In the past ten years the Institute has also abandoned the system of rigidly prescribed courses, to the extent that students in their senior year and in some cases already in their junior year, are permitted to drop one or two scheduled courses and substitute other courses from a list of “technical” and “nontechnical” courses with the same number of “credit” hours. While this system, obviously, is of some benefit to a number of students, the fact remains that unavoidable schedule difficulties make the new system, if not impossible, at least frequently difficult to execute.
Since the war has demonstrated the extreme importance of new developments in science and engineering, new courses have been introduced in various departments and it is not surprising to find in the Walker Laboratory, since 1947, a small well-equipped laboratory for the teaching of nuclear chemistry.
Realizing that the future of the Institute would be better assured by active research on the part of faculty and student body, Director Ricketts inaugurated in 1913 a graduate program of studies, leading to advanced degrees in engineering and science. In order to encourage graduates to take up advanced work, Mrs. Russell Sage, in 1913, established 2 fellowships of $600 each with free tuition. Since 1923 10 more fellowships, likewise of $600 each and free tuition, are awarded annually by the Board of Trustees.
Starting with 2 graduate students in September, 1913, the number increased very slowly at first (6 in 1917, 9 in 1924, 15 in 1930), then more rapidly, and reached a maximum in 1931 when the number of graduate students in engineering and science was 74 (including 37 instructors). Since that time the number has averaged around 60 annually. On the outbreak of the war the number dropped sharply (only 7 in 1943). When the war ended, the number increased rapidly (67 in 1946) and reached a peak of 277 (of which number 34 were enrolled in chemistry and 8 in chemical engineering) in the fall of 1948. The first Ph.D. degree in chemistry was conferred in 1926. Of the total number of Ph.D. degrees conferred in the period 1913-49 (54) no fewer than 32 were given in the chemistry department (15 in organic chemistry, 9 in physical chemistry, and 8 in analytical chemistry).
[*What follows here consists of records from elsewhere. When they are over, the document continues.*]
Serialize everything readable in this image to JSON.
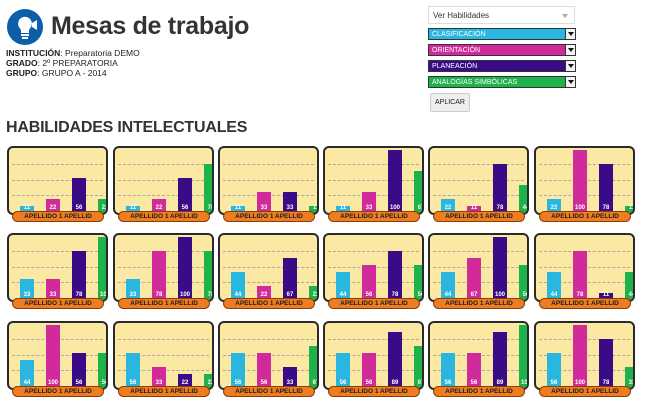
{
  "app": {
    "title": "Mesas de trabajo",
    "logo_icon": "lightbulb-icon",
    "logo_color": "#0a5fa8"
  },
  "info": [
    {
      "key": "INSTITUCIÓN",
      "value": "Preparatoria DEMO"
    },
    {
      "key": "GRADO",
      "value": "2º PREPARATORIA"
    },
    {
      "key": "GRUPO",
      "value": "GRUPO A - 2014"
    }
  ],
  "controls": {
    "view_selected": "Ver Habilidades",
    "selects": [
      {
        "label": "CLASIFICACIÓN",
        "color": "#29b6df"
      },
      {
        "label": "ORIENTACIÓN",
        "color": "#d12a9a"
      },
      {
        "label": "PLANEACIÓN",
        "color": "#3a0b87"
      },
      {
        "label": "ANALOGÍAS SIMBÓLICAS",
        "color": "#1db34a"
      }
    ],
    "apply_label": "APLICAR"
  },
  "section_title": "HABILIDADES INTELECTUALES",
  "series_colors": [
    "#29b6df",
    "#d12a9a",
    "#3a0b87",
    "#1db34a"
  ],
  "chart_data": {
    "type": "bar",
    "series": [
      "CLASIFICACIÓN",
      "ORIENTACIÓN",
      "PLANEACIÓN",
      "ANALOGÍAS SIMBÓLICAS"
    ],
    "ylim": [
      0,
      100
    ],
    "cards": [
      {
        "label": "APELLIDO 1 APELLID",
        "values": [
          11,
          22,
          56,
          22
        ]
      },
      {
        "label": "APELLIDO 1 APELLID",
        "values": [
          11,
          22,
          56,
          78
        ]
      },
      {
        "label": "APELLIDO 1 APELLID",
        "values": [
          11,
          33,
          33,
          11
        ]
      },
      {
        "label": "APELLIDO 1 APELLID",
        "values": [
          11,
          33,
          100,
          67
        ]
      },
      {
        "label": "APELLIDO 1 APELLID",
        "values": [
          22,
          11,
          78,
          44
        ]
      },
      {
        "label": "APELLIDO 1 APELLID",
        "values": [
          22,
          100,
          78,
          11
        ]
      },
      {
        "label": "APELLIDO 1 APELLID",
        "values": [
          33,
          33,
          78,
          100
        ]
      },
      {
        "label": "APELLIDO 1 APELLID",
        "values": [
          33,
          78,
          100,
          78
        ]
      },
      {
        "label": "APELLIDO 1 APELLID",
        "values": [
          44,
          22,
          67,
          22
        ]
      },
      {
        "label": "APELLIDO 1 APELLID",
        "values": [
          44,
          56,
          78,
          56
        ]
      },
      {
        "label": "APELLIDO 1 APELLID",
        "values": [
          44,
          67,
          100,
          56
        ]
      },
      {
        "label": "APELLIDO 1 APELLID",
        "values": [
          44,
          78,
          11,
          44
        ]
      },
      {
        "label": "APELLIDO 1 APELLID",
        "values": [
          44,
          100,
          56,
          56
        ]
      },
      {
        "label": "APELLIDO 1 APELLID",
        "values": [
          56,
          33,
          22,
          22
        ]
      },
      {
        "label": "APELLIDO 1 APELLID",
        "values": [
          56,
          56,
          33,
          67
        ]
      },
      {
        "label": "APELLIDO 1 APELLID",
        "values": [
          56,
          56,
          89,
          67
        ]
      },
      {
        "label": "APELLIDO 1 APELLID",
        "values": [
          56,
          56,
          89,
          100
        ]
      },
      {
        "label": "APELLIDO 1 APELLID",
        "values": [
          56,
          100,
          78,
          33
        ]
      }
    ]
  }
}
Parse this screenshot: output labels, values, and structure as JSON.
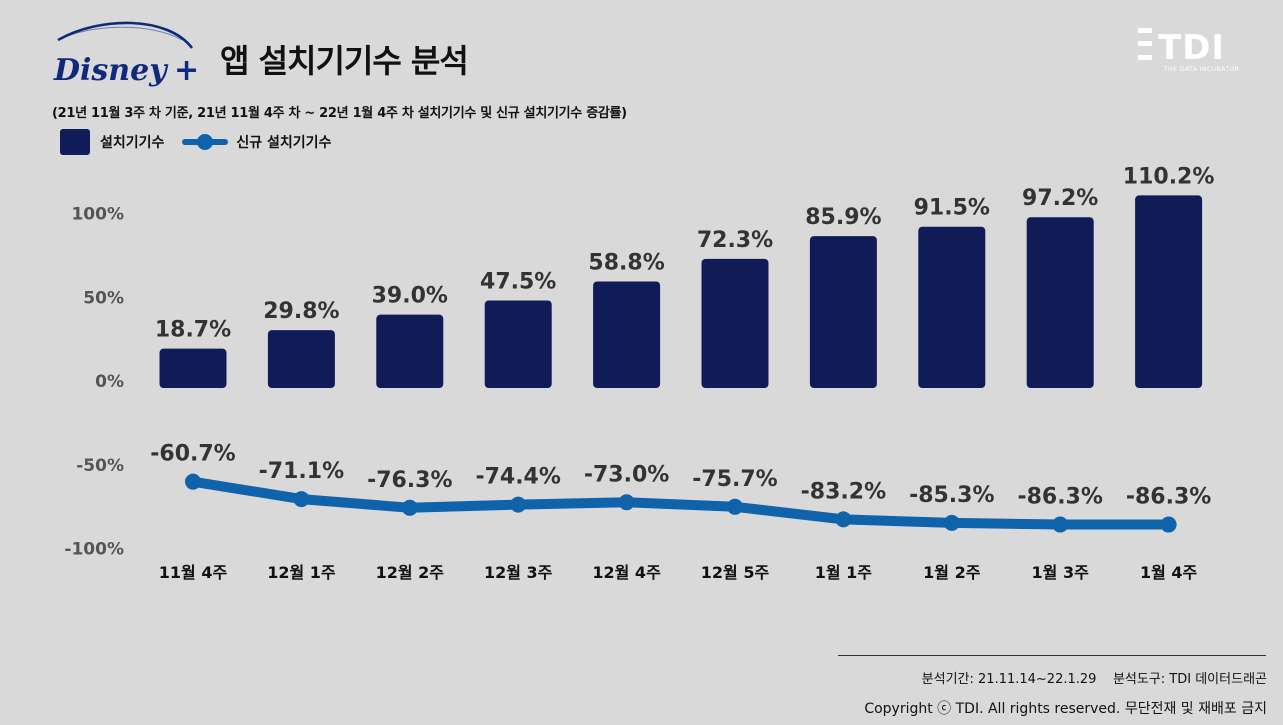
{
  "header": {
    "logo_text": "Disney+",
    "title": "앱 설치기기수 분석",
    "subtitle": "(21년 11월 3주 차 기준, 21년 11월 4주 차 ~ 22년 1월 4주 차 설치기기수 및 신규 설치기기수 증감률)",
    "brand_mark": "TDI",
    "brand_sub": "THE DATA INCUBATOR"
  },
  "legend": {
    "bar_label": "설치기기수",
    "line_label": "신규 설치기기수"
  },
  "colors": {
    "bar": "#0f1c57",
    "line": "#0f63aa",
    "background": "#d9d9d9",
    "value_label": "#333333",
    "axis_label": "#555555"
  },
  "chart_data": {
    "type": "bar",
    "categories": [
      "11월 4주",
      "12월 1주",
      "12월 2주",
      "12월 3주",
      "12월 4주",
      "12월 5주",
      "1월 1주",
      "1월 2주",
      "1월 3주",
      "1월 4주"
    ],
    "series": [
      {
        "name": "설치기기수",
        "type": "bar",
        "values": [
          18.7,
          29.8,
          39.0,
          47.5,
          58.8,
          72.3,
          85.9,
          91.5,
          97.2,
          110.2
        ],
        "labels": [
          "18.7%",
          "29.8%",
          "39.0%",
          "47.5%",
          "58.8%",
          "72.3%",
          "85.9%",
          "91.5%",
          "97.2%",
          "110.2%"
        ]
      },
      {
        "name": "신규 설치기기수",
        "type": "line",
        "values": [
          -60.7,
          -71.1,
          -76.3,
          -74.4,
          -73.0,
          -75.7,
          -83.2,
          -85.3,
          -86.3,
          -86.3
        ],
        "labels": [
          "-60.7%",
          "-71.1%",
          "-76.3%",
          "-74.4%",
          "-73.0%",
          "-75.7%",
          "-83.2%",
          "-85.3%",
          "-86.3%",
          "-86.3%"
        ]
      }
    ],
    "y_ticks": [
      100,
      50,
      0,
      -50,
      -100
    ],
    "y_tick_labels": [
      "100%",
      "50%",
      "0%",
      "-50%",
      "-100%"
    ],
    "ylim": [
      -100,
      110
    ],
    "grid": false,
    "legend_position": "top-left"
  },
  "footer": {
    "period": "분석기간: 21.11.14~22.1.29    분석도구: TDI 데이터드래곤",
    "copyright": "Copyright ⓒ TDI. All rights reserved. 무단전재 및 재배포 금지"
  }
}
Ten of these Ph.D.’s in chemistry are professors at various universities and colleges, 2 entered the services of the federal government, while the others are connected with oil companies and various industrial concerns.
The results of the experimental and theoretical studies pursued a t the Institute have been published in a number of scientific journals and also, to a considerable extent, in a series of Institute publications numbered consecutively from 1 to 58, which appeared from 1913 to 1943. Of these, a total of 8 dealt with work carried out in the Walker Laboratory.
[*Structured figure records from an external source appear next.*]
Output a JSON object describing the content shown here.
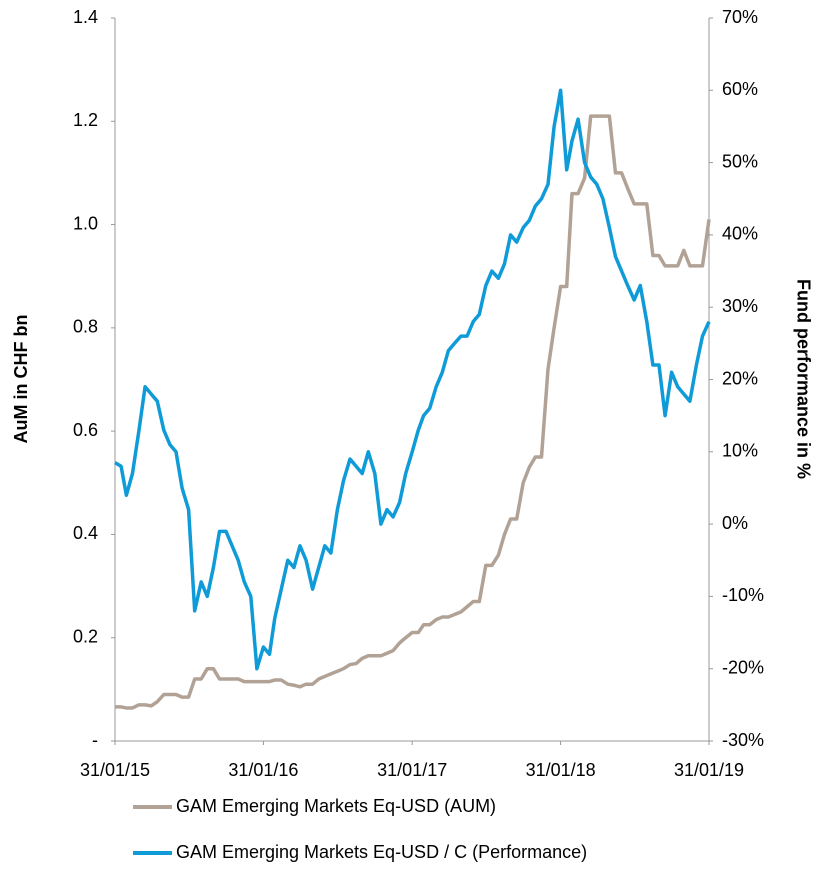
{
  "chart_data": {
    "type": "line",
    "y_label": "AuM in CHF bn",
    "y2_label": "Fund performance in %",
    "x": [
      "2015-01-31",
      "2015-02-15",
      "2015-02-28",
      "2015-03-15",
      "2015-03-31",
      "2015-04-15",
      "2015-04-30",
      "2015-05-15",
      "2015-05-31",
      "2015-06-15",
      "2015-06-30",
      "2015-07-15",
      "2015-07-31",
      "2015-08-15",
      "2015-08-31",
      "2015-09-15",
      "2015-09-30",
      "2015-10-15",
      "2015-10-31",
      "2015-11-15",
      "2015-11-30",
      "2015-12-15",
      "2015-12-31",
      "2016-01-15",
      "2016-01-31",
      "2016-02-15",
      "2016-02-28",
      "2016-03-15",
      "2016-03-31",
      "2016-04-15",
      "2016-04-30",
      "2016-05-15",
      "2016-05-31",
      "2016-06-15",
      "2016-06-30",
      "2016-07-15",
      "2016-07-31",
      "2016-08-15",
      "2016-08-31",
      "2016-09-15",
      "2016-09-30",
      "2016-10-15",
      "2016-10-31",
      "2016-11-15",
      "2016-11-30",
      "2016-12-15",
      "2016-12-31",
      "2017-01-15",
      "2017-01-31",
      "2017-02-15",
      "2017-02-28",
      "2017-03-15",
      "2017-03-31",
      "2017-04-15",
      "2017-04-30",
      "2017-05-15",
      "2017-05-31",
      "2017-06-15",
      "2017-06-30",
      "2017-07-15",
      "2017-07-31",
      "2017-08-15",
      "2017-08-31",
      "2017-09-15",
      "2017-09-30",
      "2017-10-15",
      "2017-10-31",
      "2017-11-15",
      "2017-11-30",
      "2017-12-15",
      "2017-12-31",
      "2018-01-15",
      "2018-01-31",
      "2018-02-15",
      "2018-02-28",
      "2018-03-15",
      "2018-03-31",
      "2018-04-15",
      "2018-04-30",
      "2018-05-15",
      "2018-05-31",
      "2018-06-15",
      "2018-06-30",
      "2018-07-15",
      "2018-07-31",
      "2018-08-15",
      "2018-08-31",
      "2018-09-15",
      "2018-09-30",
      "2018-10-15",
      "2018-10-31",
      "2018-11-15",
      "2018-11-30",
      "2018-12-15",
      "2018-12-31",
      "2019-01-15",
      "2019-01-31"
    ],
    "xlim": [
      "2015-01-31",
      "2019-01-31"
    ],
    "xticks": [
      {
        "value": "2015-01-31",
        "label": "31/01/15"
      },
      {
        "value": "2016-01-31",
        "label": "31/01/16"
      },
      {
        "value": "2017-01-31",
        "label": "31/01/17"
      },
      {
        "value": "2018-01-31",
        "label": "31/01/18"
      },
      {
        "value": "2019-01-31",
        "label": "31/01/19"
      }
    ],
    "ylim": [
      0,
      1.4
    ],
    "yticks": [
      {
        "value": 0,
        "label": "-"
      },
      0.2,
      0.4,
      0.6,
      0.8,
      {
        "value": 1,
        "label": "1.0"
      },
      1.2,
      1.4
    ],
    "y2lim": [
      -30,
      70
    ],
    "y2ticks": [
      {
        "value": -30,
        "label": "-30%"
      },
      {
        "value": -20,
        "label": "-20%"
      },
      {
        "value": -10,
        "label": "-10%"
      },
      {
        "value": 0,
        "label": "0%"
      },
      {
        "value": 10,
        "label": "10%"
      },
      {
        "value": 20,
        "label": "20%"
      },
      {
        "value": 30,
        "label": "30%"
      },
      {
        "value": 40,
        "label": "40%"
      },
      {
        "value": 50,
        "label": "50%"
      },
      {
        "value": 60,
        "label": "60%"
      },
      {
        "value": 70,
        "label": "70%"
      }
    ],
    "grid": false,
    "legend": "bottom",
    "series": [
      {
        "name": "GAM Emerging Markets Eq-USD (AUM)",
        "color": "#b1a295",
        "axis": "y",
        "values": [
          0.066,
          0.066,
          0.064,
          0.064,
          0.07,
          0.07,
          0.068,
          0.076,
          0.09,
          0.09,
          0.09,
          0.085,
          0.085,
          0.12,
          0.12,
          0.14,
          0.14,
          0.12,
          0.12,
          0.12,
          0.12,
          0.115,
          0.115,
          0.115,
          0.115,
          0.115,
          0.118,
          0.118,
          0.11,
          0.108,
          0.105,
          0.11,
          0.11,
          0.12,
          0.125,
          0.13,
          0.135,
          0.14,
          0.148,
          0.15,
          0.16,
          0.165,
          0.165,
          0.165,
          0.17,
          0.175,
          0.19,
          0.2,
          0.21,
          0.21,
          0.225,
          0.225,
          0.235,
          0.24,
          0.24,
          0.245,
          0.25,
          0.26,
          0.27,
          0.27,
          0.34,
          0.34,
          0.36,
          0.4,
          0.43,
          0.43,
          0.5,
          0.53,
          0.55,
          0.55,
          0.72,
          0.8,
          0.88,
          0.88,
          1.06,
          1.06,
          1.09,
          1.21,
          1.21,
          1.21,
          1.21,
          1.1,
          1.1,
          1.07,
          1.04,
          1.04,
          1.04,
          0.94,
          0.94,
          0.92,
          0.92,
          0.92,
          0.95,
          0.92,
          0.92,
          0.92,
          1.01
        ]
      },
      {
        "name": "GAM Emerging Markets Eq-USD / C (Performance)",
        "color": "#0f9bd7",
        "axis": "y2",
        "values": [
          8.5,
          8,
          4,
          7,
          13,
          19,
          18,
          17,
          13,
          11,
          10,
          5,
          2,
          -12,
          -8,
          -10,
          -6,
          -1,
          -1,
          -3,
          -5,
          -8,
          -10,
          -20,
          -17,
          -18,
          -13,
          -9,
          -5,
          -6,
          -3,
          -5,
          -9,
          -6,
          -3,
          -4,
          2,
          6,
          9,
          8,
          7,
          10,
          7,
          0,
          2,
          1,
          3,
          7,
          10,
          13,
          15,
          16,
          19,
          21,
          24,
          25,
          26,
          26,
          28,
          29,
          33,
          35,
          34,
          36,
          40,
          39,
          41,
          42,
          44,
          45,
          47,
          55,
          60,
          49,
          53,
          56,
          50,
          48,
          47,
          45,
          41,
          37,
          35,
          33,
          31,
          33,
          28,
          22,
          22,
          15,
          21,
          19,
          18,
          17,
          22,
          26,
          28
        ]
      }
    ]
  }
}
While a considerable number of chemistry students took up advanced work after graduation (from 1921 to 1949 80 M.S. and 32 Ph.D. degrees were conferred), the corresponding figures for chemical engineering are, not withstanding the much larger number of graduates, comparatively small (from 1921 to 1949: 54 M.S. and 4 D.Ch.E.).
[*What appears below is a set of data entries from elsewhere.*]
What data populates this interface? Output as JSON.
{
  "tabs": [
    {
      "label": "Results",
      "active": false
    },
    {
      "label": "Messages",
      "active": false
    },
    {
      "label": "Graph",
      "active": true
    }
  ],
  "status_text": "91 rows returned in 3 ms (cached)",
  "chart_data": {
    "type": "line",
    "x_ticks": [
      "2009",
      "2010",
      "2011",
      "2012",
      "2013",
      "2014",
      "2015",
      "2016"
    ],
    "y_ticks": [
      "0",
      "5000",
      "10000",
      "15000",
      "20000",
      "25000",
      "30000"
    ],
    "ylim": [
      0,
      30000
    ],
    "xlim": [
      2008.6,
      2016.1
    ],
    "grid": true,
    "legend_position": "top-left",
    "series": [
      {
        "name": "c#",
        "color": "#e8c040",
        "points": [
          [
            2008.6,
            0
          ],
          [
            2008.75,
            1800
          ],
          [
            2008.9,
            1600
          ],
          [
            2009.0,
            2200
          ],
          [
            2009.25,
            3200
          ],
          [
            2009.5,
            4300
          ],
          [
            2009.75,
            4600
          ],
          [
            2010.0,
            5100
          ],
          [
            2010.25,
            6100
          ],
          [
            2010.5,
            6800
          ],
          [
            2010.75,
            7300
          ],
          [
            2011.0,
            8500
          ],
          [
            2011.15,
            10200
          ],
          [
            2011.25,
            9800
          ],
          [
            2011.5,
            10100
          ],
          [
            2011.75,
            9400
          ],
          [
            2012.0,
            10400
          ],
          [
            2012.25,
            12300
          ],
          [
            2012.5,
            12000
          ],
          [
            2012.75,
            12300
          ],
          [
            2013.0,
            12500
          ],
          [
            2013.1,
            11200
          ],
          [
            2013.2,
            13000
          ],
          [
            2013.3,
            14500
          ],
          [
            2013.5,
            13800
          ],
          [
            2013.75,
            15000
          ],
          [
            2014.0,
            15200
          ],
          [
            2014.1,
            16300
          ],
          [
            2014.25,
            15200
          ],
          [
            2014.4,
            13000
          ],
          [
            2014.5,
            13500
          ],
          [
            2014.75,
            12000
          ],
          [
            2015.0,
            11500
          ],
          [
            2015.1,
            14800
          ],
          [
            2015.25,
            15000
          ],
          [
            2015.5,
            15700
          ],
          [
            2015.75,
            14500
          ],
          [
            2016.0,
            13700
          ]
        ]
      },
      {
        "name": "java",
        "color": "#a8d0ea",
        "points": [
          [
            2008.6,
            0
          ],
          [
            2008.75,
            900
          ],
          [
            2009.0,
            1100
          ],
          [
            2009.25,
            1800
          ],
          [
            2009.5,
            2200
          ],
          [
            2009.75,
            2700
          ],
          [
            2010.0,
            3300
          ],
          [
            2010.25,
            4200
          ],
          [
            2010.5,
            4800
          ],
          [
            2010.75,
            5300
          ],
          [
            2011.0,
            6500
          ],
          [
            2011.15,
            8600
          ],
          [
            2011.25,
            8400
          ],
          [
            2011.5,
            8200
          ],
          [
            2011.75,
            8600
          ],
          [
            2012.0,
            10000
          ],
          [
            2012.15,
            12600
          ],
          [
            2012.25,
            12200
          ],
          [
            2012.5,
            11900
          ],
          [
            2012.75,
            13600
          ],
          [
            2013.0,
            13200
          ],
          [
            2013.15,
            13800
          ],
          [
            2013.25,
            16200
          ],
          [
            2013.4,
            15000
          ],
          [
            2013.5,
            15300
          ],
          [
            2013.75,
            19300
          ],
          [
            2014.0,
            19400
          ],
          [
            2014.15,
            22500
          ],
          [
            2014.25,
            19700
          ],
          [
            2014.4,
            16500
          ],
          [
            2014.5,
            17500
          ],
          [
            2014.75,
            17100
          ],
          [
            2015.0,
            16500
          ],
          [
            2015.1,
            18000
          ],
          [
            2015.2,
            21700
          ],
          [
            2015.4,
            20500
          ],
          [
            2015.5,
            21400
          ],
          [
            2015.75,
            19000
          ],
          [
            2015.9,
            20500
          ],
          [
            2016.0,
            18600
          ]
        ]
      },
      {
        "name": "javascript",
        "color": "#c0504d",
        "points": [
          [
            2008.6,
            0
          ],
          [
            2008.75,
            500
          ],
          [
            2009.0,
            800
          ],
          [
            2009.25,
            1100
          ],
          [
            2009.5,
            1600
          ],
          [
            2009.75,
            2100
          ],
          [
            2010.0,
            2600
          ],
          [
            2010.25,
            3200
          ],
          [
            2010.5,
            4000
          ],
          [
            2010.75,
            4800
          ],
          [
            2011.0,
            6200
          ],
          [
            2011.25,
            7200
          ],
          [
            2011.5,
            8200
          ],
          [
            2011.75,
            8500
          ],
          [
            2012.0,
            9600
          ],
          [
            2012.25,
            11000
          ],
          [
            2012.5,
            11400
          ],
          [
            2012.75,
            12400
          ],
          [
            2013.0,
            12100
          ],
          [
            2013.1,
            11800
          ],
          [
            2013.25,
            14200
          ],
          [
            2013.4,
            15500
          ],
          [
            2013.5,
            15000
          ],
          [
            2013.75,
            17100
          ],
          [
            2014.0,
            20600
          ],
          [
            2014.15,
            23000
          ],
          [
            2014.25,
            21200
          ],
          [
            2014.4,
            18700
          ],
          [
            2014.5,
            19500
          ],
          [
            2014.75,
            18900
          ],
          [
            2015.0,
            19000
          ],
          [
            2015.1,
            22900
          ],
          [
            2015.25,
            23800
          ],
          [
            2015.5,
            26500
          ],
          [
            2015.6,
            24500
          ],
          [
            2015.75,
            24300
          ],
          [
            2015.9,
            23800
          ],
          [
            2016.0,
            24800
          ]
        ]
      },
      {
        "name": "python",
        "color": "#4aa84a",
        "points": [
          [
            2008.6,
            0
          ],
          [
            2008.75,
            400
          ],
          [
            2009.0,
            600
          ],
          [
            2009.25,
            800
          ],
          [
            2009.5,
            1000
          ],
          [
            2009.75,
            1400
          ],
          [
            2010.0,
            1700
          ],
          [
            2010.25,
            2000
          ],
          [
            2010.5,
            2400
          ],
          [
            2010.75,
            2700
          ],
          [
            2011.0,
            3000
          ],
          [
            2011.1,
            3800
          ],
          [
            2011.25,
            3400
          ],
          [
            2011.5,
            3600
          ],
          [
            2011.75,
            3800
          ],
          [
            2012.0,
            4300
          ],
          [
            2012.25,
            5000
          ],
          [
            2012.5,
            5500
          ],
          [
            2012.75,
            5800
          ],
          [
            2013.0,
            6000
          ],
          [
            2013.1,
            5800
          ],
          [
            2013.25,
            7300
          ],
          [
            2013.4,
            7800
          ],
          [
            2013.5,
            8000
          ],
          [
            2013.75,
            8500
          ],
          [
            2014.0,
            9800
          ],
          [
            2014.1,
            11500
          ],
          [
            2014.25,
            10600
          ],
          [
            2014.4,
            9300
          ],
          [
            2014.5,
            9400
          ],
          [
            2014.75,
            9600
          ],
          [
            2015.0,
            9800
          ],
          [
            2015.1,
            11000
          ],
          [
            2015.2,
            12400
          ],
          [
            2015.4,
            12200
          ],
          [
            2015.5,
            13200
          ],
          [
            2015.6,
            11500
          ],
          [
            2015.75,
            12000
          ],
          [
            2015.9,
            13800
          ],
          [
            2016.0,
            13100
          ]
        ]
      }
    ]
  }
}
In concluding this brief review of the development of chemistry at R.P.I. in the past 125 years, the writer wishes to thank those of his colleagues who have kindly supplied pertinent data, and, last but not least, the faithful stockroom custodian, “Billy” Bolger, who was present at the opening of the Walker Laboratory and is still going strong after 40 years of service.
[1] VAN RLOOSTER, H. S., THIS JOURNAL, 15, 453 (1935).
[2] VAN KLOOSTER, H. S., THIS JOURNAL, 21, 158 (1944).
[3] VAN KLOOSTER, H. S., AND J. B. CLOKE, THIS JOURNAL 24, 210 (1947).